Guide e orientamento

Cosa può fare un ottico e cosa non può fare

17 luglio 2026

L'ottico abilitato ha un campo di attività definito dalla legge: ampio sul piano tecnico, preciso nei confini verso l'area medica. Vediamo che cosa può fare e dove deve fermarsi.

Le attività consentite

  • apprestare, adattare e vendere occhiali e dispositivi per la correzione visiva, su prescrizione del medico e, nei casi previsti dalla normativa per i difetti semplici, direttamente;
  • attività di laboratorio: lavorazione, centraggio e montaggio delle lenti oftalmiche;
  • applicazione delle lenti a contatto e istruzione del cliente su uso e manutenzione;
  • misurazioni strumentali funzionali all'apprestamento dei dispositivi;
  • direzione tecnica di un punto vendita di ottica, per la quale serve l'abilitazione.

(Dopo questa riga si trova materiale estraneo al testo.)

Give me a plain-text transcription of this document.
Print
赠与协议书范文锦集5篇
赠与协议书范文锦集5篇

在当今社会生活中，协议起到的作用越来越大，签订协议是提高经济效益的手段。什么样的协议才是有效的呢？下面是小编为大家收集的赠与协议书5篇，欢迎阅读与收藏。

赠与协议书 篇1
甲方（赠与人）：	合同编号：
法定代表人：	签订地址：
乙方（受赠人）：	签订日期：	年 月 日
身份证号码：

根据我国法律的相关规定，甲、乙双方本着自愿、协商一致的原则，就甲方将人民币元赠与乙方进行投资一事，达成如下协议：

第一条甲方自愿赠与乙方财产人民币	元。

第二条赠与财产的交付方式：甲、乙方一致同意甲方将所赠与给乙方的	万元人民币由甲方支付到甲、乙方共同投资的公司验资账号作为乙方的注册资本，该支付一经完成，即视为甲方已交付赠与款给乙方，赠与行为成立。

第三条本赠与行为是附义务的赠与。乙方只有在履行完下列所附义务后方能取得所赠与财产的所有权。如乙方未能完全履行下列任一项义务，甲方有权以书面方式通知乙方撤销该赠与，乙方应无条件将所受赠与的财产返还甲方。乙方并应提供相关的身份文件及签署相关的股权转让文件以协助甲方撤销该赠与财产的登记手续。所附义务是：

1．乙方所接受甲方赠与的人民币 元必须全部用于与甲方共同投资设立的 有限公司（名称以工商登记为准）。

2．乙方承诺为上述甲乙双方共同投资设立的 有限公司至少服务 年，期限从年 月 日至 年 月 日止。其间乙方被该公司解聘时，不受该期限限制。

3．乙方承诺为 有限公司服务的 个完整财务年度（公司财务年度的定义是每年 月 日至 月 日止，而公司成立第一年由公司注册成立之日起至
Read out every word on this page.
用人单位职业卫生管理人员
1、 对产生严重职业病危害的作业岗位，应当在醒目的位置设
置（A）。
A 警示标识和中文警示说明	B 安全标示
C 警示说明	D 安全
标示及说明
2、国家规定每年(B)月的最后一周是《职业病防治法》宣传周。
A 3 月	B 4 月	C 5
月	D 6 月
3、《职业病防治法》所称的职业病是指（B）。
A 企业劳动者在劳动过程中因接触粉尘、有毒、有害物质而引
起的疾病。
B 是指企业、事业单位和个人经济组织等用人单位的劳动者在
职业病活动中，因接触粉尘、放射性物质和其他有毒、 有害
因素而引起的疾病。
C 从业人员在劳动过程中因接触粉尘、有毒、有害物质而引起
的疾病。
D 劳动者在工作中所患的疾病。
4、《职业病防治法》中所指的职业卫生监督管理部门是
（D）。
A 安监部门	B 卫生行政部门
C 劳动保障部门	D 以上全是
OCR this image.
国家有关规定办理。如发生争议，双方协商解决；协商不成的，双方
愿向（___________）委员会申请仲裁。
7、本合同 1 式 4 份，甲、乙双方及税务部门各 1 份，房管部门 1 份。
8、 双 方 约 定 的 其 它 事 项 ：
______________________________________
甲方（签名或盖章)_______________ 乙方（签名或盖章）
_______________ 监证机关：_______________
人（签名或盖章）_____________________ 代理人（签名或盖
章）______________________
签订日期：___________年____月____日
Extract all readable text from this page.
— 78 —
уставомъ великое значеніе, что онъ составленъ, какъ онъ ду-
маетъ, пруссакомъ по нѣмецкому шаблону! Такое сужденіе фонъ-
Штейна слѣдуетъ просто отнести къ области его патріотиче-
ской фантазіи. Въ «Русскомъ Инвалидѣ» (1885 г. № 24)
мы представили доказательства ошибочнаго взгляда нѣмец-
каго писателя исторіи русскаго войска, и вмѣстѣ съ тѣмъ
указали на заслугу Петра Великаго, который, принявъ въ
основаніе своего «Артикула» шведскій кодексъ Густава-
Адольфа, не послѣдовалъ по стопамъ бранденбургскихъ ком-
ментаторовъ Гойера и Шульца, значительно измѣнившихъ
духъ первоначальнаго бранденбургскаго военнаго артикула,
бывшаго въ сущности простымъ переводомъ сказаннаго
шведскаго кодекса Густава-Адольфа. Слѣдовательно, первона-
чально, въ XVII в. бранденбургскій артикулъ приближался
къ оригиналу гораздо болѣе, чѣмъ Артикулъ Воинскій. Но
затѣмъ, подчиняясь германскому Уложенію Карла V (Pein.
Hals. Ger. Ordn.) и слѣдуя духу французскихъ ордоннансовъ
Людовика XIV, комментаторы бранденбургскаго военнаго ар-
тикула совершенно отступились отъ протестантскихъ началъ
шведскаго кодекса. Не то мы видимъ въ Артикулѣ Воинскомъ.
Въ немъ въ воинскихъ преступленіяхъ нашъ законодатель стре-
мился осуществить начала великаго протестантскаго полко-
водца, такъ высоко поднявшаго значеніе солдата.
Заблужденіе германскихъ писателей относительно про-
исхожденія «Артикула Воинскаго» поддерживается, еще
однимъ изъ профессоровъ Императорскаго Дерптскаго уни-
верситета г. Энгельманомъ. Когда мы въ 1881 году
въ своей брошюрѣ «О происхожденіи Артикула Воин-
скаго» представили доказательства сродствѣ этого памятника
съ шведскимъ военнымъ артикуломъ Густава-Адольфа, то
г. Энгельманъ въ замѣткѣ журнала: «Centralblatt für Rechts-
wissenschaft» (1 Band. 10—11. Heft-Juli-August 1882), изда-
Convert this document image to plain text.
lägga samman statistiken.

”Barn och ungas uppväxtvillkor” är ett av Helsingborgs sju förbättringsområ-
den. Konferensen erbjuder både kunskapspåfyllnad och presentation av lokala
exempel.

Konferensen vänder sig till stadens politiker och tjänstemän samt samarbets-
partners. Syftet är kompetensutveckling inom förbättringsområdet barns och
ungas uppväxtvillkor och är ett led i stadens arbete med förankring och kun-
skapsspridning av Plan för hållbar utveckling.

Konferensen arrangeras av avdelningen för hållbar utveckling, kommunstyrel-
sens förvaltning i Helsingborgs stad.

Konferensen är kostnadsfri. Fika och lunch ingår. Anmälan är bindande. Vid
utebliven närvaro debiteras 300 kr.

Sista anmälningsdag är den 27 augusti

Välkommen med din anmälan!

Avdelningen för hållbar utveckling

I limiti: diagnosi, farmaci, terapie

L'ottico non fa diagnosi di patologie, non prescrive né somministra farmaci (inclusi i colliri diagnostici), non esegue terapie o atti medici. Le valutazioni che eccedono l'apprestamento dei dispositivi appartengono al medico oculista o, per la riabilitazione, all'ortottista: le differenze tra le figure sono spiegate qui.

Quando indirizzare all'oculista

Il professionista serio riconosce i campanelli d'allarme: cali visivi improvvisi, dolore, arrossamenti persistenti, visione doppia, sospette patologie. In tutti questi casi l'ottico invita il cliente a una visita medica oculistica prima di qualunque fornitura. Saper riconoscere questi confini è anche materia d'esame, dal colloquio alla deontologia professionale.